Business road test or comprehensive analysis of your startups commercial viability
First introduced in 2003 by London Business School Professor John Mullins “business road test” is a seven domain framework which assesses how good are the chances to succeed with your new venture.
1. Macro market
The top left in Mullins’ framework is the market domain at the macro-level. Here you look at the attractiveness of the market from a macro perspective, how big is the market, how many customers are there, is the market growing or is it likely to grow in the coming years. You can apply frameworks such a PEST analysis to help to analyse it.
2. Macro industry
The top right in the framework is the industry domain at the macro-level. Here you dive down on market pressures. You analyse barriers to entry and use quantitative and qualitative secondary research along with market research to find out the gaps in the market.
3. Micro market
The bottom left in Mullins’ framework is the market domain at the micro-level. Here you assess which market segments you should target your venture or product to; you use quant and primary qualitative research along with market research to find out what are the unique value proposition is relative to the rest of the market.
4. Micro industry
The bottom right in the framework is the industry domain at the micro-level. Here you evaluate how you compare with others in your space, what are your core competencies, what is there a unique selling proposition, how are you compared to the competition, your critical success factor (CSF).
5. Person & People
Next, you analyse the ability to execute on critical success factors. Then, connectedness across the value chain. Team and people are at the core of the Mullins model and that’s right as if you have the right people with the right skills, which is also the company’s CSF, doing the right thing, then you, as an entrepreneur will be happy and will not have to worry for the rest of your life.
6. Cash & Risks
This section is designed to project the cash flow for the company and work out key ratios to evaluate the feasibility of the business from the financial perspective.
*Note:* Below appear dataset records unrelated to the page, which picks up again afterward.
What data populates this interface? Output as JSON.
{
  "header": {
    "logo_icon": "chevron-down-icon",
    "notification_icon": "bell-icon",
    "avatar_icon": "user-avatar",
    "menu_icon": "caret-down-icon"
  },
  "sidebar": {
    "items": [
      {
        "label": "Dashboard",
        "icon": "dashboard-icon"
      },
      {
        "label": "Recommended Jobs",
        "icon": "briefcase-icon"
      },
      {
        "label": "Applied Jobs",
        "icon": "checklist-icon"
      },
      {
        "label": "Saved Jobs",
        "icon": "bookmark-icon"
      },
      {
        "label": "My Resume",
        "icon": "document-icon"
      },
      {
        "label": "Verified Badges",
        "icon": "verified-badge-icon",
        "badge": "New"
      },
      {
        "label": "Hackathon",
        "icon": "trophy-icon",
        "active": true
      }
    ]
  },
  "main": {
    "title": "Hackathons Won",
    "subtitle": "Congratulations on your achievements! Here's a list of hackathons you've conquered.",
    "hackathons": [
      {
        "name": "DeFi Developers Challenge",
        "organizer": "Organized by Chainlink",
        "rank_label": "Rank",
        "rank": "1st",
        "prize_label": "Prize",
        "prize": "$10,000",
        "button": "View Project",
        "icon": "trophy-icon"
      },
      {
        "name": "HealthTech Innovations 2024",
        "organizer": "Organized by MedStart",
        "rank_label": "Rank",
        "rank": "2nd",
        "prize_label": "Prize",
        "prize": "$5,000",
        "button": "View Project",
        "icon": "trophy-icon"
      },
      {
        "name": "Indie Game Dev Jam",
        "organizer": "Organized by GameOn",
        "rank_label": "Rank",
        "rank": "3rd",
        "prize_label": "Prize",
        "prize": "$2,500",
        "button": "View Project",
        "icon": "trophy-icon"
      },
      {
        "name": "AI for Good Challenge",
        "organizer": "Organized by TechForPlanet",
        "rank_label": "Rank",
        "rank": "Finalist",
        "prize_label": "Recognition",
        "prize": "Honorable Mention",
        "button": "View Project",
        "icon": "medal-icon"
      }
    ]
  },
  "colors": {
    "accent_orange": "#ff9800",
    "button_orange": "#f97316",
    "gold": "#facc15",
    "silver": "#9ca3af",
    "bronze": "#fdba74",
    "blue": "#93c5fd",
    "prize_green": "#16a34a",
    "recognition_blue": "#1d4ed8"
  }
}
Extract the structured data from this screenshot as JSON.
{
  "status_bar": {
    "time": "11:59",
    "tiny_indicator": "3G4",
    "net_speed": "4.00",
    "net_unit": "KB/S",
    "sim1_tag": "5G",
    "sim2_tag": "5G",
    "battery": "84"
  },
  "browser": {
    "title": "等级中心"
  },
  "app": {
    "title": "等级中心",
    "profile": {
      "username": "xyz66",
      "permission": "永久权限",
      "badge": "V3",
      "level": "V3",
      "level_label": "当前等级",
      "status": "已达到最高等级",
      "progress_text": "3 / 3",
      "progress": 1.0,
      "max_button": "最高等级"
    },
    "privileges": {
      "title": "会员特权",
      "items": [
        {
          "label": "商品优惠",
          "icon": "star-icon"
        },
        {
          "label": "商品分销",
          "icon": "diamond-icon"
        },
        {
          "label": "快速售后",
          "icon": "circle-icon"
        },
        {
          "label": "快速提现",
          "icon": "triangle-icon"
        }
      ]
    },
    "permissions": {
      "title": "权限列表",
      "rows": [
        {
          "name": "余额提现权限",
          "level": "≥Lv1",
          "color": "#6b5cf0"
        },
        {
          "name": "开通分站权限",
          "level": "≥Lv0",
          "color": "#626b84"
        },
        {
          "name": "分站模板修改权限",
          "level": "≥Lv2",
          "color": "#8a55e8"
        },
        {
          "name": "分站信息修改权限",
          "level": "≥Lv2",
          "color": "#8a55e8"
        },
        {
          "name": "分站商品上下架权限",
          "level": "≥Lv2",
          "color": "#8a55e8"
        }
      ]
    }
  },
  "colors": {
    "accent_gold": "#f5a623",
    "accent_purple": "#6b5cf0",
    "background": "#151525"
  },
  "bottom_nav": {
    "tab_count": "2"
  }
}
There are various projection methods available, the data can be collected from the secondary sources and modelled into cash flow. For the service industry the very simple option is to break down into thirds: one-third fixed costs, one third variable costs, one third [margin]. The percentages can vary quite a bit, but it’s a good rule of thumb.
Once all above sections are covered the results can be calibrated in a table which will consist of the conclusions from each part of the analysis with the indication whether those conclusions are plus or minus for the feasibility of the business.
Headings to analyse to decide feasibility / Conclusions / +- for the biz
As you sum up all the pluses and minuses you have a picture of the viability of your project. From there, you can see what you need to address for the analysis to have a positive result i.e. to have all seven pluses.
References:
Morrison CM., 2014–2020. M059 CULC.
Mullins, J., 2017. The New Business Road Test.